In October 2025, FreshStop, in partnership with Astron, launched a new convenience store format. Aimed at what the former called a "foodvenience" model, the store centered on freshly prepared meals and premium coffee. The integration of technology was also central to the new format, with a new PoS system being rolled out, designed to connect transactions with the forecourt to integrated the customer experience.

In the same year, it was reported that parent company Food Lover's Market had invested a total of R1 billion in FreshStop since the latter's establishment 16 years prior.

== Operations ==

As of March 2026, FreshStop operates over 300 stores across South Africa, at Astron Energy locations. The company had its stores at Caltex gas stations before they were gradually rebranded to Astron, after Glencore bought Caltex's SA operations in 2017.

In November 2025, 126 FreshStop stores were located alongside Seattle Coffee Company outlets.

The company competes in the convenience store sector with the likes of Woolworths FoodStop at Engen locations, Pick n Pay Express at BP locations, Spar at Shell locations, and OK Express at Sasol, Puma, and Total locations.

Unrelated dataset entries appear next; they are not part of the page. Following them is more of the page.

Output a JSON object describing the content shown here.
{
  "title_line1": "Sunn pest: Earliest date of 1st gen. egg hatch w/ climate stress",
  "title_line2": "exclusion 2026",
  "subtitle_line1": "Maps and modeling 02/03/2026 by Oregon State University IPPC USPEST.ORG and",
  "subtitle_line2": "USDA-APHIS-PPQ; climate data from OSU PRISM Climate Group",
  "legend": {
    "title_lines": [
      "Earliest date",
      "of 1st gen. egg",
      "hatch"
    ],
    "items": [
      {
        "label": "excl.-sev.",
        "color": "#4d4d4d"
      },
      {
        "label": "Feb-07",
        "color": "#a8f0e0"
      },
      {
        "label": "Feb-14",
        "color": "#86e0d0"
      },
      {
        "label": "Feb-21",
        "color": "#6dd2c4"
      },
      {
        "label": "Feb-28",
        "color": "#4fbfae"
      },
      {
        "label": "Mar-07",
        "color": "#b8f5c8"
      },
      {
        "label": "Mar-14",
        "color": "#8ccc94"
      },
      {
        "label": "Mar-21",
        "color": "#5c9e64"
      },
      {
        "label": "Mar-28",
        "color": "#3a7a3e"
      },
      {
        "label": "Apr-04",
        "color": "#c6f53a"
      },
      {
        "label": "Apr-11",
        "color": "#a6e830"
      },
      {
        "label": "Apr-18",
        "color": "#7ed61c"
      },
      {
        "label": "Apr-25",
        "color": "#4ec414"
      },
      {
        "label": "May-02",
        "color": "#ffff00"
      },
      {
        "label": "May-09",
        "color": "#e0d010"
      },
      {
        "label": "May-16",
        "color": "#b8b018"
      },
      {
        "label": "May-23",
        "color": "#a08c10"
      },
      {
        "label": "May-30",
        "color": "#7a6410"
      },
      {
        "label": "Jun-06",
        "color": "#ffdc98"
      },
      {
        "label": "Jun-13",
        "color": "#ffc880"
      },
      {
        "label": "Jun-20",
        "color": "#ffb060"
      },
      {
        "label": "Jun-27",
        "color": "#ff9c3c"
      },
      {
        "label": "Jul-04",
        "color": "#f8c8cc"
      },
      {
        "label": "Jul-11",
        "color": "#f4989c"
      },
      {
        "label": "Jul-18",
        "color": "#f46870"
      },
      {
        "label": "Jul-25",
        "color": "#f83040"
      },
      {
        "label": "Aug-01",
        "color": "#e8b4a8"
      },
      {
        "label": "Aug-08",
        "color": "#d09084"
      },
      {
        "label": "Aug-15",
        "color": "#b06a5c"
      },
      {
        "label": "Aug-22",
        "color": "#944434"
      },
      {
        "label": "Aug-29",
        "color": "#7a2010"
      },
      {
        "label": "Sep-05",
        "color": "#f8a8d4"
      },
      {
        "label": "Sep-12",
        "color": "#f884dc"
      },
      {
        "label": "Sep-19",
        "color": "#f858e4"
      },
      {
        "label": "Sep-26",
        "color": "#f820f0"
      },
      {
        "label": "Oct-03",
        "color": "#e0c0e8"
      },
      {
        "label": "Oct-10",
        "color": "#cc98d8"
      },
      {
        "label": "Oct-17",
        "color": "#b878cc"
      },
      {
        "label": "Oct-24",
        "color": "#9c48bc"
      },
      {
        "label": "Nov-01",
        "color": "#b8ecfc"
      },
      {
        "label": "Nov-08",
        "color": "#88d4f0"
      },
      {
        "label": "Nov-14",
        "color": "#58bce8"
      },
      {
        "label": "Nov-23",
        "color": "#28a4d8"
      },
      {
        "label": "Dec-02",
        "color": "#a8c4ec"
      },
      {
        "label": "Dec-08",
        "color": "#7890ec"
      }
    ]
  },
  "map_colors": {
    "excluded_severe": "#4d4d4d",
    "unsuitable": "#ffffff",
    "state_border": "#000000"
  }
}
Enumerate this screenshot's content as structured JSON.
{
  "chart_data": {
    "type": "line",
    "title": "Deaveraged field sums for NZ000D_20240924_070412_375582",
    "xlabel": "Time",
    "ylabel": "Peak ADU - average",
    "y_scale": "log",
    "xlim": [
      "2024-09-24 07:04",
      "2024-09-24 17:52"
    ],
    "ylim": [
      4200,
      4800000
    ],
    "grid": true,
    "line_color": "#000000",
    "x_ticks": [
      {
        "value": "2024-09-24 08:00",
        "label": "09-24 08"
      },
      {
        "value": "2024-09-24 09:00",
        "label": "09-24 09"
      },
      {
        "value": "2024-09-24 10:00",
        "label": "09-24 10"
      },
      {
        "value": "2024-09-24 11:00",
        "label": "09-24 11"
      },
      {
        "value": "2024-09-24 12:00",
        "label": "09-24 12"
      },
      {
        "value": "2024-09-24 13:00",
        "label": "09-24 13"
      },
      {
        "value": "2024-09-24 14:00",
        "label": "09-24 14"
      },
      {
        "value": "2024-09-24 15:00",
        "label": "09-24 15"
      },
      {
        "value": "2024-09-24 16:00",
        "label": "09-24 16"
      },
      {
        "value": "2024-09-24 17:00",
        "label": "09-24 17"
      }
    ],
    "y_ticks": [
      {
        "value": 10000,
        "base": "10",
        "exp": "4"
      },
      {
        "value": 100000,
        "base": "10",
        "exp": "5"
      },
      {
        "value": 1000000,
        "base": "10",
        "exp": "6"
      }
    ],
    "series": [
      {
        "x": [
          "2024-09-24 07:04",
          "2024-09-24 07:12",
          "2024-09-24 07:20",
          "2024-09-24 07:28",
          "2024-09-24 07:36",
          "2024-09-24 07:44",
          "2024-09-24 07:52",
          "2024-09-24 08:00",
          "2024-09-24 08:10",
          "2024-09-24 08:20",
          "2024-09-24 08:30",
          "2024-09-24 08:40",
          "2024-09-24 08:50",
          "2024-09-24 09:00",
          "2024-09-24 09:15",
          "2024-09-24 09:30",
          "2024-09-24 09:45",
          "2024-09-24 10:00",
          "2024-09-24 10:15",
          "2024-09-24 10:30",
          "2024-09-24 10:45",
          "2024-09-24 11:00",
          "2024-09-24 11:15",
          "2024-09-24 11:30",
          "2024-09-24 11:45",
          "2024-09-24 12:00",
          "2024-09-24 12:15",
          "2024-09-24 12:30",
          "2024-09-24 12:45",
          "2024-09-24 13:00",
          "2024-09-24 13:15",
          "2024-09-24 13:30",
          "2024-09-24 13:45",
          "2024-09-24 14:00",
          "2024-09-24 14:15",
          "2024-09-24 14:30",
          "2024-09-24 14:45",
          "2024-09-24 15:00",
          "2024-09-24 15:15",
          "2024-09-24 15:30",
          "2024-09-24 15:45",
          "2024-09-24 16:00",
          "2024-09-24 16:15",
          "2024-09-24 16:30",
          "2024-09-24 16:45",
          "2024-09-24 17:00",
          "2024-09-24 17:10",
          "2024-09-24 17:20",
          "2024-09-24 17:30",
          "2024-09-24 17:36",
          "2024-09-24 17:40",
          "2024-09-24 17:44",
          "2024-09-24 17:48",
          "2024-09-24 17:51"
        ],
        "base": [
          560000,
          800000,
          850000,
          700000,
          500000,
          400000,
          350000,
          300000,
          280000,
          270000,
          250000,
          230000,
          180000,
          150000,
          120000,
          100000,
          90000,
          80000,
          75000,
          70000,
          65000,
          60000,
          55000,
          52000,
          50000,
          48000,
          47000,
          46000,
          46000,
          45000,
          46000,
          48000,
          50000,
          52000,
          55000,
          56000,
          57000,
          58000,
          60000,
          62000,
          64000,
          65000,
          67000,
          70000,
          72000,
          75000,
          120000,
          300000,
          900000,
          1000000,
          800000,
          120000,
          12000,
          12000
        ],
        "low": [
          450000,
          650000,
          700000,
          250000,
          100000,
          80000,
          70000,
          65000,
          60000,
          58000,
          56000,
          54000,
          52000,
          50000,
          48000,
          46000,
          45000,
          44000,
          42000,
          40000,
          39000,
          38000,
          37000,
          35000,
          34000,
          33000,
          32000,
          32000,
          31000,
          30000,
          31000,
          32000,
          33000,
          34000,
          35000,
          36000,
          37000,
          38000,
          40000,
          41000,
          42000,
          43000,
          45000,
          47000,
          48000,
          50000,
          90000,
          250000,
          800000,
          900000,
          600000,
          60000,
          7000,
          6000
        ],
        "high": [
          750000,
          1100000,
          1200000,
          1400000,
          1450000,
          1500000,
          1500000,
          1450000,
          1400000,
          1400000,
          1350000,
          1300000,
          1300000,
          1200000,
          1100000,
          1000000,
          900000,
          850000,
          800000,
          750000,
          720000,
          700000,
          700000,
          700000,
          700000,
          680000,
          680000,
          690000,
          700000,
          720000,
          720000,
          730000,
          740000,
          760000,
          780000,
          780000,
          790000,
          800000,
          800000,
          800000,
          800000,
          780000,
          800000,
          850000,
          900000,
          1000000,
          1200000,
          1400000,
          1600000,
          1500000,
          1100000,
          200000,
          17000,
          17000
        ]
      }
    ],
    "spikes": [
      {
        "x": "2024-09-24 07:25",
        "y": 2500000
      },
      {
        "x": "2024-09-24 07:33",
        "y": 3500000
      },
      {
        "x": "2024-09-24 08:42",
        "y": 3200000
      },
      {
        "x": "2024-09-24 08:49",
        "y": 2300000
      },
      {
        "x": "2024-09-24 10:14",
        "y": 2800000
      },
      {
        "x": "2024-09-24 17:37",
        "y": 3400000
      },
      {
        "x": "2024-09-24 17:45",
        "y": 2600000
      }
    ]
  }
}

FreshStop uses the distribution centers of parent company Food Lover's Market. The company has stated that this allows it to offer certain products, such as fresh fruit juice, at cheaper prices than some cafes.

== Accolades ==

In 2013, FreshStop was named International Convenience Retailer of the Year at the NACS Insight International Convenience Retail Awards. The National Association of Convenience Stores is a trade association representing the convenience and fuel retailing industry.

In 2025, FreshStop Oaklands, in Johannesburg, was recognized as one of the world's best "Foodvenience" outlets at the International Convenience Retail Awards. The awards focus on operations that are innovative, customer-centric, and impactful, at convenience retailers across the world.